Issue steps to fix dialog showing the issue overview, tailored fix steps, and verification action
That does not replace Microsoft message trace or a Defender submission. It gives the sending side a clean baseline, so when an Outlook admin says a message is phishing, you can separate authentication, reputation, and URL problems instead of guessing.
Views from the trenches
Best practices
Pixel audit: remove unused tracking pixels before testing Outlook delivery again in production.
Authentication check: inspect SPF, DKIM, and DMARC before changing copy or cadence.
Owned domains: keep links, images, and redirects on domains you control where practical.
Common pitfalls
Shared URLs: third-party tracking domains can carry reputation damage from other senders.
Internal BCC: archive copies sent to Outlook can hit rate limits and distort diagnosis.
Header gaps: treating Junk placement like blocking hides SCL, BCL, and spoof clues.
Expert tips
Run proof tests: send the same message with and without each tracking element once.
Use message trace: confirm whether Outlook delivered, junked, quarantined, or rejected.
Stage DMARC policy: move only after matching sources are visible and stable for weeks.

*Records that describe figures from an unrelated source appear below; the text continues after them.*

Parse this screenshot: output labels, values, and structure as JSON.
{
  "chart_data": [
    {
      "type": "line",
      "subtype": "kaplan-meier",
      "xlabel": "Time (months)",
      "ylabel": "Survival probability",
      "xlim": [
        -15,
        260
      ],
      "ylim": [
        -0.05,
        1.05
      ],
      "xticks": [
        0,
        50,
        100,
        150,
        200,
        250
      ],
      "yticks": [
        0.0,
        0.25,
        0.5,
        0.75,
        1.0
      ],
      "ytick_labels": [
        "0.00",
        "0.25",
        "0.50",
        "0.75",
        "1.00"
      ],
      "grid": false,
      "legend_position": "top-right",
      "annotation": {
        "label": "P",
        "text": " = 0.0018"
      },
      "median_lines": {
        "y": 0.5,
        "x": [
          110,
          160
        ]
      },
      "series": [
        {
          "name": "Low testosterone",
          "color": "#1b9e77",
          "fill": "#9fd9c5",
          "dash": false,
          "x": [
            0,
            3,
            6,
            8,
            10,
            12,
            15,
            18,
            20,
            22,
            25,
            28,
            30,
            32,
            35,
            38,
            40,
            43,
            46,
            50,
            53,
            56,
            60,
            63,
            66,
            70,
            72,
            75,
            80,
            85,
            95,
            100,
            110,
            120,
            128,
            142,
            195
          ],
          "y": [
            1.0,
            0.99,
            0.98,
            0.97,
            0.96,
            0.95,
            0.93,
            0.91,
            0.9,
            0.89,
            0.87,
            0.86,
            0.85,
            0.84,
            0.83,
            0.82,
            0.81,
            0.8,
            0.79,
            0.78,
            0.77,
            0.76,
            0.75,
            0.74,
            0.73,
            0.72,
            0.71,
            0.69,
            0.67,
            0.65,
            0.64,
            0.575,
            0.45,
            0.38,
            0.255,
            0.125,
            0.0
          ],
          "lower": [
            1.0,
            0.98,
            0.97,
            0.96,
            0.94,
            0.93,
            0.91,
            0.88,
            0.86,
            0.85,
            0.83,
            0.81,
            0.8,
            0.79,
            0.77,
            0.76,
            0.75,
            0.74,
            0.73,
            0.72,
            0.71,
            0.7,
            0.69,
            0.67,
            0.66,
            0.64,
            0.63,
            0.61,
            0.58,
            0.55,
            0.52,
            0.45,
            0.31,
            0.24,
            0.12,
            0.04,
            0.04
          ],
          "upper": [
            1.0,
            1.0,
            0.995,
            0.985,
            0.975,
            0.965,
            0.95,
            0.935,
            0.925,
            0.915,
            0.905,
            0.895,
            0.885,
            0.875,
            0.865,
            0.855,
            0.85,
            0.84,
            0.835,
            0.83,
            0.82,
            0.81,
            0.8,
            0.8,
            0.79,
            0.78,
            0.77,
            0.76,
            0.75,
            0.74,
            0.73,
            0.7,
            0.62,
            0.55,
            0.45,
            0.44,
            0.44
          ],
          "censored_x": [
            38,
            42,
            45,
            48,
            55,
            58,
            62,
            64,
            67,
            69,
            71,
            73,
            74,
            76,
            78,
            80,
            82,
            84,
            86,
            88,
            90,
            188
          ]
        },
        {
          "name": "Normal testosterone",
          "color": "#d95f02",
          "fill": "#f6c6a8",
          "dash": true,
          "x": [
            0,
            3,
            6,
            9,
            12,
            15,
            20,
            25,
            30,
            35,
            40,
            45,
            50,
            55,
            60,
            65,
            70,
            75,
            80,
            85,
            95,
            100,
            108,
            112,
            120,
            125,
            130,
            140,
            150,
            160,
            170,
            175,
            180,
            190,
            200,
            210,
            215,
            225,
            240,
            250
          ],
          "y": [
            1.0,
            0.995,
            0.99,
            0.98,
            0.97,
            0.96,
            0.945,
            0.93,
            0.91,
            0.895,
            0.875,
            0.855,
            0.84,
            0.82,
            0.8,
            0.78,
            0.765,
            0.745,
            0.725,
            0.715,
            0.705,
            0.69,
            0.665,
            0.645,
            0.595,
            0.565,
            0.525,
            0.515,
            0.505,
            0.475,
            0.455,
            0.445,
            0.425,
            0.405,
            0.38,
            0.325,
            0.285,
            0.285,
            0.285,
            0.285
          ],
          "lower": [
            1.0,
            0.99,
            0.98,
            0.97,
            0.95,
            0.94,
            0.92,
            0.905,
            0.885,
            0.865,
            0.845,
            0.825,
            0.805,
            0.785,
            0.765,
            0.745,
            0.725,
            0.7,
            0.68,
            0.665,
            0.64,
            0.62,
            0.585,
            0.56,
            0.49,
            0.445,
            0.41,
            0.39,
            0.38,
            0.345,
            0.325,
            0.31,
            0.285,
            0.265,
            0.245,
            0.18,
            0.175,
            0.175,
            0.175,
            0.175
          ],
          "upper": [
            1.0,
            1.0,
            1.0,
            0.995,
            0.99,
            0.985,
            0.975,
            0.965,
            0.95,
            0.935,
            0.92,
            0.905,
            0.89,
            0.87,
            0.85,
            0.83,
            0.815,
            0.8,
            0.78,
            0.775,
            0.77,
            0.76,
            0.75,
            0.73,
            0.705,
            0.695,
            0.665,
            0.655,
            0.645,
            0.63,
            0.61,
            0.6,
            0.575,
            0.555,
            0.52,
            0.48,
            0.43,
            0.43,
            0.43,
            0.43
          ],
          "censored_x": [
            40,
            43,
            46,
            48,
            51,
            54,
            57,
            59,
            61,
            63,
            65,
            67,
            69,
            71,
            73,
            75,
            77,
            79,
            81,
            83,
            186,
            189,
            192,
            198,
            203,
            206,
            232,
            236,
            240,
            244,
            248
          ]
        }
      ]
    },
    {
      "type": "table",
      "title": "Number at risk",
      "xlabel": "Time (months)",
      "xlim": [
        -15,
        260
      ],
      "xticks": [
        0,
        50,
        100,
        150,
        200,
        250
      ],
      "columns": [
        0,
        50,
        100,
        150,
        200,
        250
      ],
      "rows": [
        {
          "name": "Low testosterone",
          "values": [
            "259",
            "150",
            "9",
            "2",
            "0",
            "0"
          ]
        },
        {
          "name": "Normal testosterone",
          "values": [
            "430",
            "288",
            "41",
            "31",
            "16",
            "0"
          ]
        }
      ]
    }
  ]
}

Expert from Email Geeks says a PHISH label on a tracking pixel points to URL reputation or compromise, not ordinary inbox placement.
2021-04-27 - Email Geeks
Marketer from Email Geeks says removing a deprecated conversion pixel restored Outlook proof delivery for their campaign.
2021-04-28 - Email Geeks
What to do next
The direct fix is to prove which signal Outlook dislikes, then remove that signal. Start with the simplest clean proof, add tracking back one piece at a time, and collect headers for every test. If a pixel or redirect brings the phishing flag back, remove it or move to a cleaner, branded tracking setup.
At the same time, make authentication boring. SPF should authorize the real sender, DKIM should sign reliably, and DMARC should pass for the visible From domain. Once the message is clean and authenticated, Microsoft 365 false positive submission is useful. Before that, it usually produces slow churn.